I am SINGLE.
I love ME.
I am not looking for a relationship.
In fact, I’m looking to avoid a relationship at this point.
2012 – my year of JOY. And part of that joy is going to be in being single.
One thing I learned after my divorce in 2010, I had lost me in the 22 years of being married. We ALL do this in relationships. HOSSO (he or she significant other) doesn’t like our nails with color on, so we get those nails done in a French manicure all of the time. Those cute little airbrushed designs on the nails? Nope. Tattoos, what you have is what you get, HOSSO doesn’t want you to get anymore, or maybe doesn’t care for your choice of designs so you don’t get the desired ink. Feel there are situations where using the word FUCK is appropriate (outside of the bedroom)? HOSSO doesn’t like that word so you just don’t use it.
These are minor things really but over time we all make changes, burying parts of ourselves to please our HOSSO. I looked in the mirror at the end of the marriage, after moving out, and realized the person looking back at me was a complete stranger. Oh she looked familiar, but I didn’t really know her anymore. I had buried so much of myself that I was a screwed up mix of a person that looked like I had melted in the kiln, I wasn’t recognizable any longer. Heck maybe that is why the marriage didn’t work out after 22 years, I kept trying to adapt to my HOSSO’s specifications instead of standing up and being ME from day one.
In peeling back those layers to find the real me underneath, I’ve learned a LOT. Baggage is not a bad thing. We all have baggage we drag through life. You know what? I opened mine up and took a long hard look. I even went as far as to pull out some of the items and put them back ON. See, every experience in life is in those suitcases we pull along with us. It is who we are and it is not a bad thing to have baggage. If we dumped it all, then all that is left is the empty shell of the vessel that is us. The canvas would be white and blank and BORING! I don’t want to be dull, I want to be ME. And ME is in all of that baggage.

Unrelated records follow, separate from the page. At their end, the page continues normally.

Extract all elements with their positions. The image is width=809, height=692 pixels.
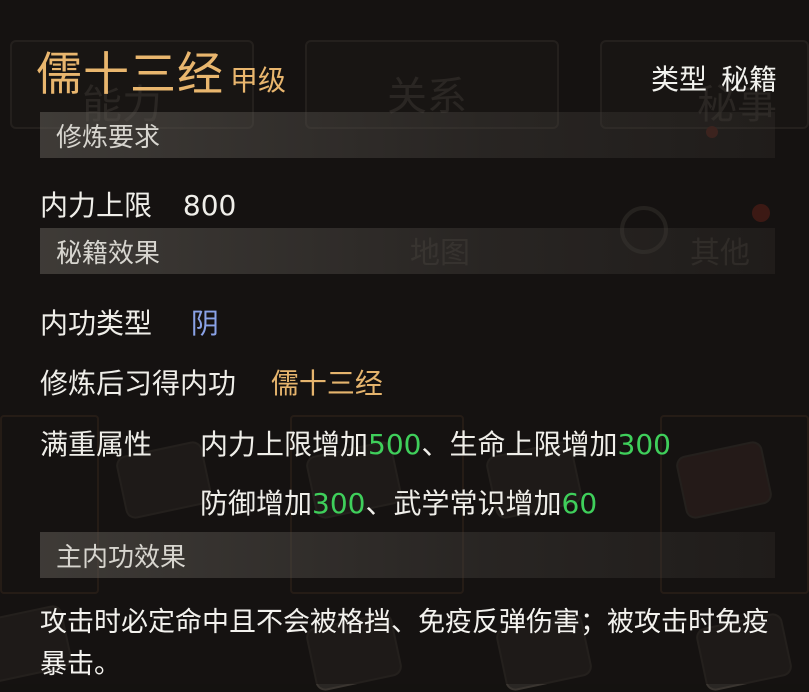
bonus-value: 300 bbox=[617, 428, 671, 461]
learned-skill-row: 修炼后习得内功 儒十三经 bbox=[40, 362, 383, 402]
bonus-label: 生命上限增加 bbox=[449, 428, 618, 461]
requirement-row: 内力上限 800 bbox=[40, 184, 236, 224]
main-effect-description: 攻击时必定命中且不会被格挡、免疫反弹伤害；被攻击时免疫暴击。 bbox=[40, 607, 769, 680]
bonus-separator: 、 bbox=[421, 428, 450, 461]
skill-type-row: 内功类型 阴 bbox=[40, 302, 219, 342]
section-header-effect: 秘籍效果 bbox=[40, 228, 775, 274]
learned-skill-value: 儒十三经 bbox=[270, 367, 383, 400]
item-name: 儒十三经 bbox=[36, 47, 224, 101]
bonus-value: 60 bbox=[561, 487, 598, 520]
item-tooltip: 儒十三经 甲级 类型 秘籍 修炼要求 内力上限 800 秘籍效果 内功类型 阴 修… bbox=[0, 0, 809, 684]
skill-type-value: 阴 bbox=[190, 307, 219, 340]
item-type-label: 类型 bbox=[650, 63, 707, 96]
bonus-value: 500 bbox=[368, 428, 422, 461]
section-header-label: 秘籍效果 bbox=[56, 238, 161, 269]
item-title: 儒十三经 甲级 bbox=[36, 38, 286, 104]
bonus-label: 武学常识增加 bbox=[393, 487, 562, 520]
bonus-separator: 、 bbox=[365, 487, 394, 520]
section-header-label: 主内功效果 bbox=[56, 542, 187, 573]
skill-type-label: 内功类型 bbox=[40, 307, 153, 340]
item-type: 类型 秘籍 bbox=[651, 58, 777, 98]
section-header-main-effect: 主内功效果 bbox=[40, 532, 775, 578]
bonus-label: 内力上限增加 bbox=[200, 428, 369, 461]
item-type-value: 秘籍 bbox=[720, 63, 777, 96]
full-bonus-line-2: 防御增加300、武学常识增加60 bbox=[200, 482, 597, 522]
bonus-label: 防御增加 bbox=[200, 487, 313, 520]
learned-skill-label: 修炼后习得内功 bbox=[40, 367, 237, 400]
section-header-requirement: 修炼要求 bbox=[40, 112, 775, 158]
full-bonus-line-1: 内力上限增加500、生命上限增加300 bbox=[200, 423, 671, 463]
item-grade: 甲级 bbox=[230, 64, 287, 97]
full-bonus-label: 满重属性 bbox=[40, 428, 153, 461]
bonus-value: 300 bbox=[312, 487, 366, 520]
section-header-label: 修炼要求 bbox=[56, 122, 161, 153]
requirement-value: 800 bbox=[182, 189, 237, 222]
requirement-label: 内力上限 bbox=[40, 189, 153, 222]
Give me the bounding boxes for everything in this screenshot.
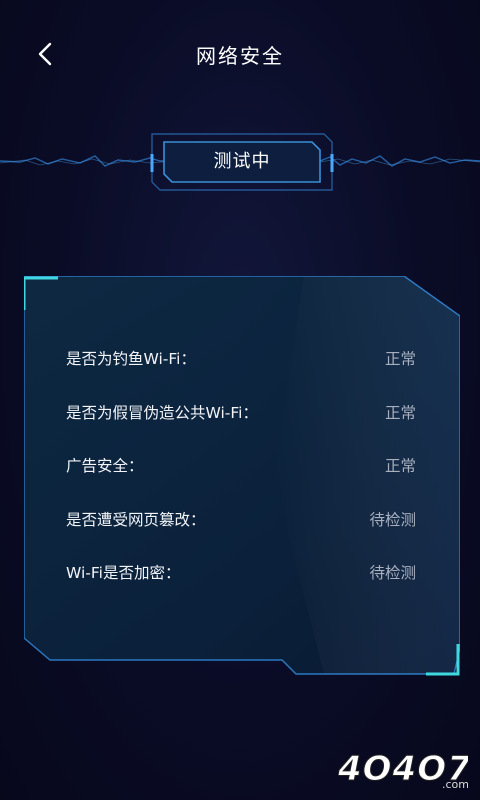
check-status: 待检测: [369, 511, 416, 529]
check-status: 正常: [384, 457, 416, 475]
list-item: 是否遭受网页篡改： 待检测: [66, 505, 416, 535]
list-item: 是否为假冒伪造公共Wi-Fi： 正常: [66, 398, 416, 428]
check-list: 是否为钓鱼Wi-Fi： 正常 是否为假冒伪造公共Wi-Fi： 正常 广告安全： …: [24, 276, 460, 676]
list-item: 是否为钓鱼Wi-Fi： 正常: [66, 344, 416, 374]
check-label: 是否遭受网页篡改：: [66, 511, 206, 529]
check-status: 正常: [384, 350, 416, 368]
header: 网络安全: [0, 0, 480, 110]
status-badge: 测试中: [150, 133, 334, 191]
status-label: 测试中: [213, 151, 271, 172]
check-status: 正常: [384, 404, 416, 422]
list-item: Wi-Fi是否加密： 待检测: [66, 558, 416, 588]
check-label: Wi-Fi是否加密：: [66, 564, 181, 582]
list-item: 广告安全： 正常: [66, 451, 416, 481]
check-status: 待检测: [369, 564, 416, 582]
watermark-suffix: .com: [442, 778, 468, 790]
check-label: 是否为假冒伪造公共Wi-Fi：: [66, 404, 258, 422]
watermark-logo: 4O4O7 .com: [338, 749, 468, 791]
page-title: 网络安全: [196, 44, 284, 68]
check-label: 广告安全：: [66, 457, 144, 475]
check-label: 是否为钓鱼Wi-Fi：: [66, 350, 196, 368]
result-panel: 是否为钓鱼Wi-Fi： 正常 是否为假冒伪造公共Wi-Fi： 正常 广告安全： …: [24, 276, 460, 676]
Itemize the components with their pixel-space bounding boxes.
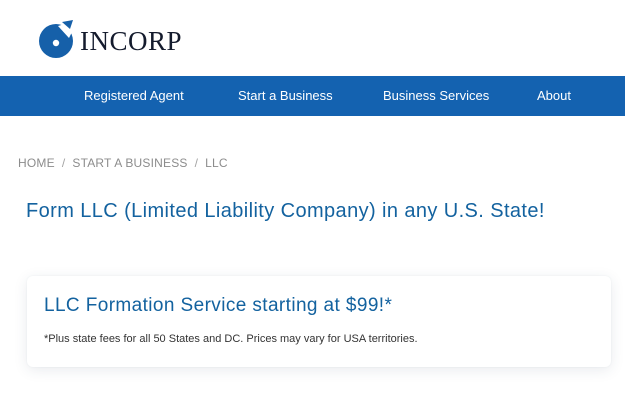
breadcrumb-separator: / [194,156,199,170]
brand-name: INCORP [80,25,183,56]
breadcrumb-separator: / [61,156,66,170]
breadcrumb-start-a-business[interactable]: START A BUSINESS [72,156,187,170]
site-header: INCORP [0,0,625,76]
breadcrumb: HOME / START A BUSINESS / LLC [18,156,228,170]
nav-item-business-services[interactable]: Business Services [383,76,489,116]
breadcrumb-current-llc: LLC [205,156,228,170]
page-title: Form LLC (Limited Liability Company) in … [26,200,545,222]
breadcrumb-home[interactable]: HOME [18,156,55,170]
incorp-logo-icon [39,20,78,58]
nav-item-start-a-business[interactable]: Start a Business [238,76,333,116]
offer-fee-note: *Plus state fees for all 50 States and D… [44,333,418,345]
nav-item-about[interactable]: About [537,76,571,116]
nav-item-registered-agent[interactable]: Registered Agent [84,76,184,116]
page: INCORP Registered Agent Start a Business… [0,0,625,401]
offer-heading: LLC Formation Service starting at $99!* [44,295,393,316]
main-nav: Registered Agent Start a Business Busine… [0,76,625,116]
incorp-logo[interactable]: INCORP [38,20,182,60]
offer-card: LLC Formation Service starting at $99!* … [27,276,611,367]
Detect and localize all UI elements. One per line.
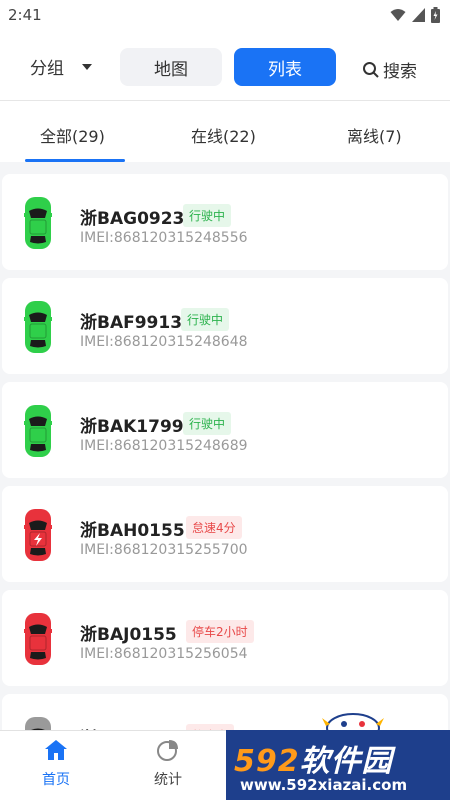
vehicle-status-badge: 行驶中 bbox=[181, 308, 230, 331]
home-icon bbox=[45, 740, 67, 760]
vehicle-imei: IMEI:868120315248556 bbox=[80, 230, 248, 246]
vehicle-imei: IMEI:868120315256054 bbox=[80, 646, 248, 662]
tab-stats-label: 统计 bbox=[154, 772, 182, 788]
vehicle-list: 浙BAG0923 行驶中 IMEI:868120315248556 浙BAF9913 行… bbox=[0, 170, 450, 730]
battery-icon bbox=[431, 7, 440, 23]
watermark-brand: 592软件园 bbox=[234, 744, 393, 779]
vehicle-imei: IMEI:868120315248648 bbox=[80, 334, 248, 350]
vehicle-plate: 浙BAJ0155 bbox=[80, 625, 177, 645]
watermark-url: www.592xiazai.com bbox=[240, 776, 408, 794]
map-view-button[interactable]: 地图 bbox=[120, 48, 222, 86]
watermark-banner: 592软件园 www.592xiazai.com bbox=[226, 730, 450, 800]
car-icon bbox=[24, 405, 52, 457]
car-icon bbox=[24, 509, 52, 561]
group-label: 分组 bbox=[30, 59, 64, 79]
caret-down-icon bbox=[82, 63, 92, 70]
tab-online[interactable]: 在线(22) bbox=[191, 123, 256, 147]
tab-all[interactable]: 全部(29) bbox=[40, 123, 105, 147]
vehicle-status-badge: 行驶中 bbox=[183, 412, 232, 435]
group-dropdown[interactable]: 分组 bbox=[30, 54, 92, 79]
vehicle-card[interactable]: 浙BAJ0155 停车2小时 IMEI:868120315256054 bbox=[2, 590, 448, 686]
status-time: 2:41 bbox=[8, 6, 42, 24]
status-icons bbox=[390, 7, 440, 23]
search-button[interactable]: 搜索 bbox=[362, 57, 417, 82]
car-icon bbox=[25, 717, 51, 730]
vehicle-card[interactable]: 浙BAK1799 行驶中 IMEI:868120315248689 bbox=[2, 382, 448, 478]
vehicle-card[interactable]: 浙BAG0923 行驶中 IMEI:868120315248556 bbox=[2, 174, 448, 270]
vehicle-imei: IMEI:868120315255700 bbox=[80, 542, 248, 558]
vehicle-plate: 浙BAK1799 bbox=[80, 417, 184, 437]
cell-signal-icon bbox=[412, 8, 425, 22]
tab-home-label: 首页 bbox=[42, 772, 70, 788]
tab-offline[interactable]: 离线(7) bbox=[347, 123, 402, 147]
vehicle-status-badge: 怠速4分 bbox=[186, 516, 242, 539]
vehicle-card[interactable]: 浙BAH0155 怠速4分 IMEI:868120315255700 bbox=[2, 486, 448, 582]
car-icon bbox=[24, 301, 52, 353]
search-label: 搜索 bbox=[383, 62, 417, 82]
search-icon bbox=[363, 61, 379, 78]
vehicle-plate: 浙BAG0923 bbox=[80, 209, 185, 229]
vehicle-status-badge: 行驶中 bbox=[183, 204, 232, 227]
mascot-logo bbox=[322, 713, 384, 732]
tab-stats[interactable]: 统计 bbox=[138, 739, 198, 789]
top-bar: 分组 地图 列表 搜索 bbox=[0, 32, 450, 100]
vehicle-plate: 浙BAF9913 bbox=[80, 313, 183, 333]
wifi-icon bbox=[390, 9, 406, 21]
tab-home[interactable]: 首页 bbox=[26, 739, 86, 789]
car-icon bbox=[24, 197, 52, 249]
vehicle-imei: IMEI:868120315248689 bbox=[80, 438, 248, 454]
car-icon bbox=[24, 613, 52, 665]
vehicle-status-badge: 停车2小时 bbox=[186, 620, 254, 643]
list-view-button[interactable]: 列表 bbox=[234, 48, 336, 86]
vehicle-card[interactable]: 浙BAF9913 行驶中 IMEI:868120315248648 bbox=[2, 278, 448, 374]
active-tab-indicator bbox=[25, 159, 125, 162]
vehicle-plate: 浙BAH0155 bbox=[80, 521, 185, 541]
pie-chart-icon bbox=[157, 740, 178, 761]
status-bar: 2:41 bbox=[0, 0, 450, 32]
filter-tabs: 全部(29) 在线(22) 离线(7) bbox=[0, 100, 450, 162]
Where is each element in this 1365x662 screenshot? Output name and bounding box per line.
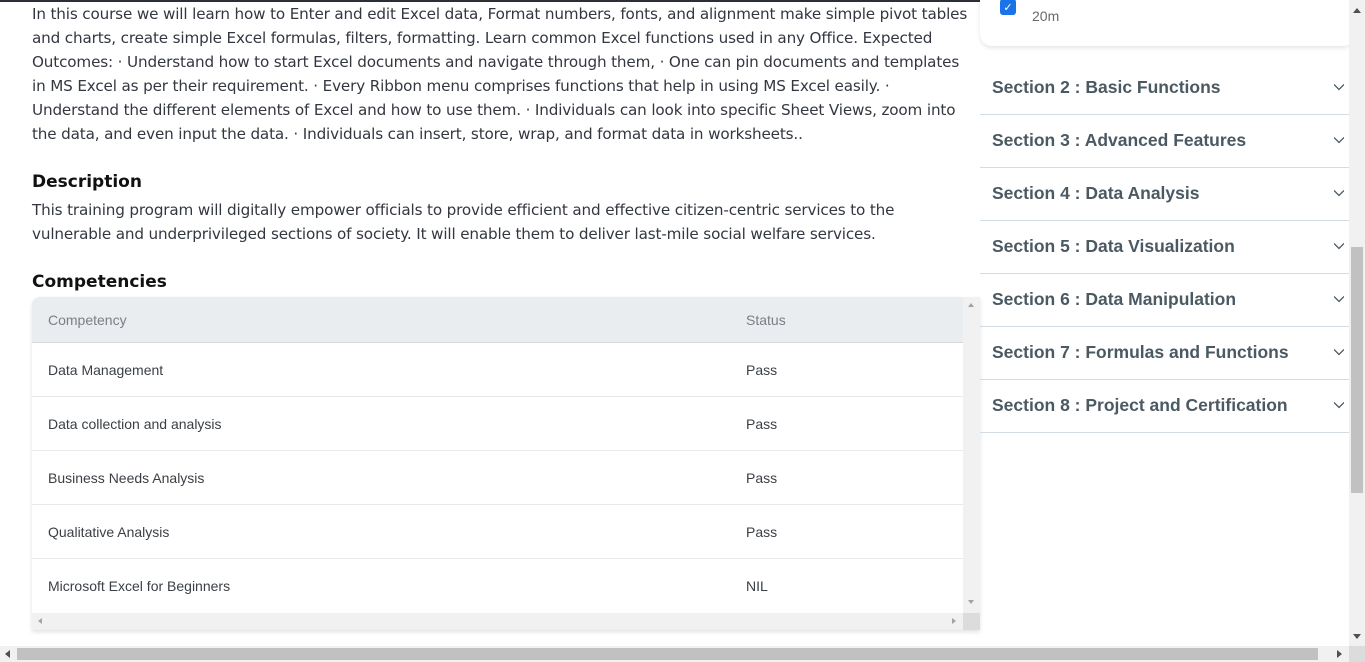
chevron-down-icon	[1334, 137, 1344, 144]
chevron-down-icon	[1334, 296, 1344, 303]
competency-cell: Qualitative Analysis	[48, 524, 170, 540]
scroll-up-arrow-icon[interactable]	[1353, 8, 1361, 13]
section-accordion-8[interactable]: Section 8 : Project and Certification	[980, 380, 1350, 433]
scroll-up-arrow-icon[interactable]	[968, 303, 974, 307]
curriculum-sections: Section 2 : Basic Functions Section 3 : …	[980, 62, 1350, 433]
section-accordion-7[interactable]: Section 7 : Formulas and Functions	[980, 327, 1350, 380]
section-accordion-6[interactable]: Section 6 : Data Manipulation	[980, 274, 1350, 327]
table-scroll-corner	[963, 613, 980, 630]
course-outcomes-text: In this course we will learn how to Ente…	[32, 5, 968, 143]
scroll-down-arrow-icon[interactable]	[1353, 634, 1361, 639]
section-title: Section 7 : Formulas and Functions	[992, 342, 1289, 362]
status-cell: Pass	[746, 524, 778, 540]
competencies-heading: Competencies	[32, 272, 167, 292]
competency-cell: Business Needs Analysis	[48, 470, 205, 486]
scroll-right-arrow-icon[interactable]	[952, 618, 956, 624]
table-horizontal-scrollbar[interactable]	[32, 613, 963, 630]
page-horizontal-scrollbar[interactable]	[0, 646, 1349, 662]
check-icon: ✓	[1003, 0, 1013, 14]
description-text: This training program will digitally emp…	[32, 201, 895, 243]
competency-cell: Microsoft Excel for Beginners	[48, 578, 231, 594]
status-cell: NIL	[746, 578, 768, 594]
status-cell: Pass	[746, 470, 778, 486]
table-row: Data Management Pass	[32, 343, 963, 397]
status-cell: Pass	[746, 416, 778, 432]
column-header-status[interactable]: Status	[746, 312, 786, 328]
section-accordion-5[interactable]: Section 5 : Data Visualization	[980, 221, 1350, 274]
column-header-competency[interactable]: Competency	[48, 312, 127, 328]
chevron-down-icon	[1334, 402, 1344, 409]
section-title: Section 3 : Advanced Features	[992, 130, 1247, 150]
scroll-corner	[1349, 646, 1365, 662]
section-title: Section 8 : Project and Certification	[992, 395, 1288, 415]
table-row: Data collection and analysis Pass	[32, 397, 963, 451]
current-lesson-card: ✓ 20m	[980, 0, 1355, 46]
chevron-down-icon	[1334, 349, 1344, 356]
chevron-down-icon	[1334, 243, 1344, 250]
status-cell: Pass	[746, 362, 778, 378]
competencies-table: Competency Status Data Management Pass D…	[32, 297, 980, 630]
lesson-duration: 20m	[1032, 8, 1060, 24]
section-accordion-4[interactable]: Section 4 : Data Analysis	[980, 168, 1350, 221]
section-title: Section 2 : Basic Functions	[992, 77, 1221, 97]
section-title: Section 4 : Data Analysis	[992, 183, 1200, 203]
scroll-left-arrow-icon[interactable]	[5, 650, 10, 658]
section-accordion-2[interactable]: Section 2 : Basic Functions	[980, 62, 1350, 115]
competency-cell: Data collection and analysis	[48, 416, 222, 432]
table-row: Microsoft Excel for Beginners NIL	[32, 559, 963, 613]
table-vertical-scrollbar[interactable]	[963, 297, 980, 613]
vertical-scroll-thumb[interactable]	[1351, 247, 1363, 493]
section-accordion-3[interactable]: Section 3 : Advanced Features	[980, 115, 1350, 168]
description-heading: Description	[32, 172, 142, 192]
scroll-left-arrow-icon[interactable]	[38, 618, 42, 624]
section-title: Section 6 : Data Manipulation	[992, 289, 1237, 309]
table-row: Business Needs Analysis Pass	[32, 451, 963, 505]
competency-cell: Data Management	[48, 362, 164, 378]
scroll-right-arrow-icon[interactable]	[1337, 650, 1342, 658]
table-row: Qualitative Analysis Pass	[32, 505, 963, 559]
page-vertical-scrollbar[interactable]	[1349, 0, 1365, 646]
scroll-down-arrow-icon[interactable]	[968, 600, 974, 604]
horizontal-scroll-thumb[interactable]	[17, 648, 1318, 660]
lesson-complete-checkbox[interactable]: ✓	[1000, 0, 1016, 15]
chevron-down-icon	[1334, 84, 1344, 91]
chevron-down-icon	[1334, 190, 1344, 197]
table-header: Competency Status	[32, 297, 963, 343]
section-title: Section 5 : Data Visualization	[992, 236, 1235, 256]
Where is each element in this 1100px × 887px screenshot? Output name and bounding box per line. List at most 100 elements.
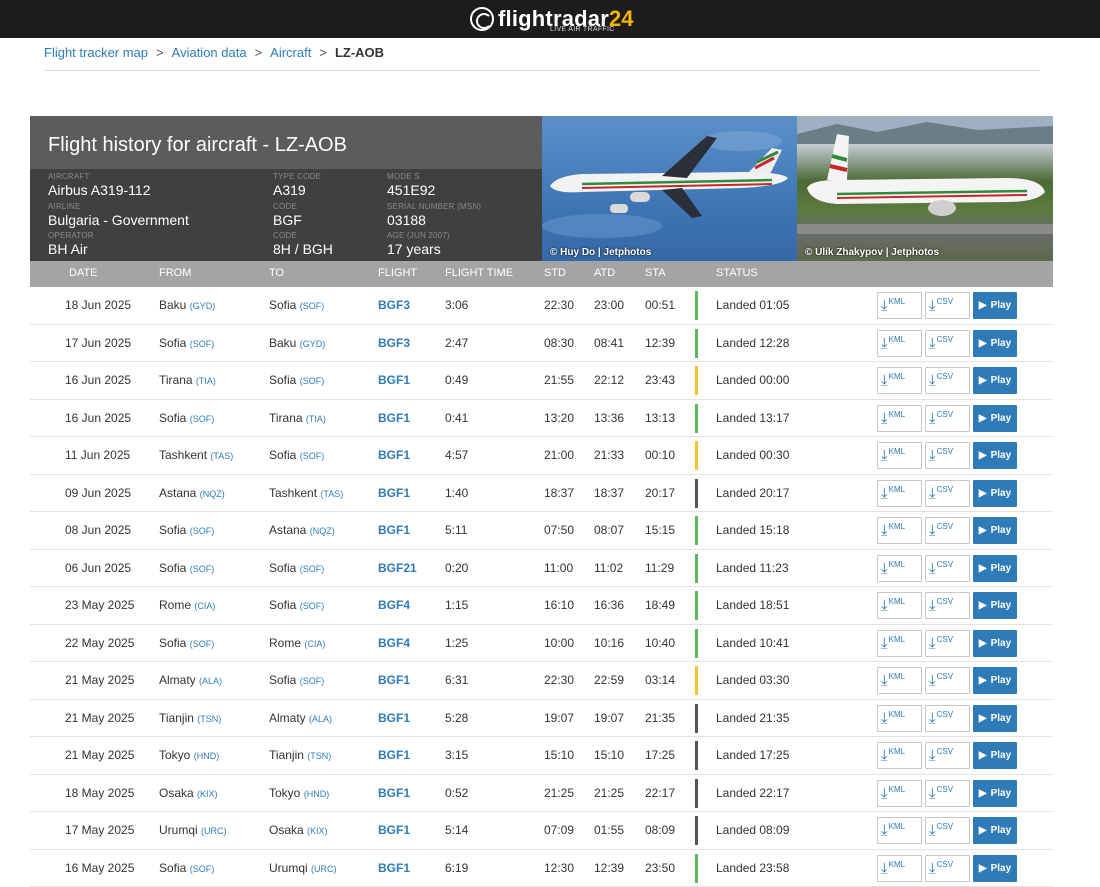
to-cell[interactable]: Baku (GYD) [269,336,325,350]
to-code[interactable]: (TSN) [307,751,331,761]
play-button[interactable]: ▶Play [973,742,1017,769]
download-kml-button[interactable]: ⤓KML [877,855,922,882]
download-csv-button[interactable]: ⤓CSV [925,742,970,769]
from-code[interactable]: (SOF) [190,564,215,574]
from-cell[interactable]: Sofia (SOF) [159,861,214,875]
play-button[interactable]: ▶Play [973,705,1017,732]
from-code[interactable]: (GYD) [190,301,216,311]
download-kml-button[interactable]: ⤓KML [877,667,922,694]
col-flight-time[interactable]: FLIGHT TIME [445,267,513,279]
download-csv-button[interactable]: ⤓CSV [925,855,970,882]
col-to[interactable]: TO [269,267,284,279]
flight-number-link[interactable]: BGF1 [378,448,410,462]
download-csv-button[interactable]: ⤓CSV [925,330,970,357]
flight-number-link[interactable]: BGF1 [378,711,410,725]
to-cell[interactable]: Rome (CIA) [269,636,325,650]
from-code[interactable]: (NQZ) [200,489,225,499]
flight-number-link[interactable]: BGF1 [378,861,410,875]
flight-number-link[interactable]: BGF1 [378,373,410,387]
to-cell[interactable]: Sofia (SOF) [269,298,324,312]
from-code[interactable]: (HND) [194,751,220,761]
play-button[interactable]: ▶Play [973,367,1017,394]
to-code[interactable]: (ALA) [309,714,332,724]
download-csv-button[interactable]: ⤓CSV [925,780,970,807]
to-code[interactable]: (TIA) [306,414,326,424]
col-flight[interactable]: FLIGHT [378,267,417,279]
to-cell[interactable]: Tashkent (TAS) [269,486,343,500]
breadcrumb-flight-tracker-map[interactable]: Flight tracker map [44,45,148,60]
from-cell[interactable]: Tianjin (TSN) [159,711,221,725]
play-button[interactable]: ▶Play [973,855,1017,882]
breadcrumb-aviation-data[interactable]: Aviation data [172,45,247,60]
download-kml-button[interactable]: ⤓KML [877,817,922,844]
flight-number-link[interactable]: BGF4 [378,598,410,612]
from-cell[interactable]: Sofia (SOF) [159,636,214,650]
col-date[interactable]: DATE [69,267,98,279]
flight-number-link[interactable]: BGF21 [378,561,417,575]
col-sta[interactable]: STA [645,267,666,279]
to-cell[interactable]: Osaka (KIX) [269,823,328,837]
from-cell[interactable]: Tokyo (HND) [159,748,219,762]
download-csv-button[interactable]: ⤓CSV [925,292,970,319]
aircraft-photo-1[interactable]: © Huy Do | Jetphotos [542,116,797,261]
flight-number-link[interactable]: BGF3 [378,298,410,312]
play-button[interactable]: ▶Play [973,292,1017,319]
play-button[interactable]: ▶Play [973,817,1017,844]
from-cell[interactable]: Almaty (ALA) [159,673,222,687]
from-cell[interactable]: Baku (GYD) [159,298,215,312]
from-code[interactable]: (SOF) [190,864,215,874]
play-button[interactable]: ▶Play [973,517,1017,544]
to-code[interactable]: (SOF) [300,564,325,574]
to-cell[interactable]: Almaty (ALA) [269,711,332,725]
download-kml-button[interactable]: ⤓KML [877,367,922,394]
to-code[interactable]: (NQZ) [310,526,335,536]
from-code[interactable]: (SOF) [190,639,215,649]
from-cell[interactable]: Urumqi (URC) [159,823,227,837]
from-cell[interactable]: Tirana (TIA) [159,373,216,387]
download-csv-button[interactable]: ⤓CSV [925,555,970,582]
to-cell[interactable]: Sofia (SOF) [269,598,324,612]
from-code[interactable]: (SOF) [190,526,215,536]
download-csv-button[interactable]: ⤓CSV [925,517,970,544]
play-button[interactable]: ▶Play [973,442,1017,469]
from-cell[interactable]: Sofia (SOF) [159,523,214,537]
download-csv-button[interactable]: ⤓CSV [925,592,970,619]
download-kml-button[interactable]: ⤓KML [877,742,922,769]
download-csv-button[interactable]: ⤓CSV [925,817,970,844]
play-button[interactable]: ▶Play [973,667,1017,694]
download-csv-button[interactable]: ⤓CSV [925,705,970,732]
to-cell[interactable]: Sofia (SOF) [269,373,324,387]
flight-number-link[interactable]: BGF1 [378,486,410,500]
play-button[interactable]: ▶Play [973,405,1017,432]
download-csv-button[interactable]: ⤓CSV [925,442,970,469]
to-cell[interactable]: Tianjin (TSN) [269,748,331,762]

I’ve decided that in order to really free myself from any remaining layers piled on me, I need to take a year to just enjoy being Marti. Marvelous, wacky, destined for old maid/crazy cat lady status, MARTI. For 2012 I do not want a relationship. I want to enjoy being just me. Not Marti & ______ (fill in the blank with whatever male counter part name). I want to embrace being the odd woman out, the 5th wheel. I have plenty of male friends I can go hang with for a football game, a beer, dinner or whatever. But I do NOT want to date anyone, I don’t want to be known as anyone’s woman, girlfriend, or significant other. Being single is my CHOICE. I can have a relationship, long term if I so chose. But my choice for now is to just be single, sassy, marvelous ME!
I’m going to start a new category and page on my blog, Sassy & Solo – reasons why being single ROCKS.
The Marvelously Sassy One! yes that will be my new, crazy cat lady name.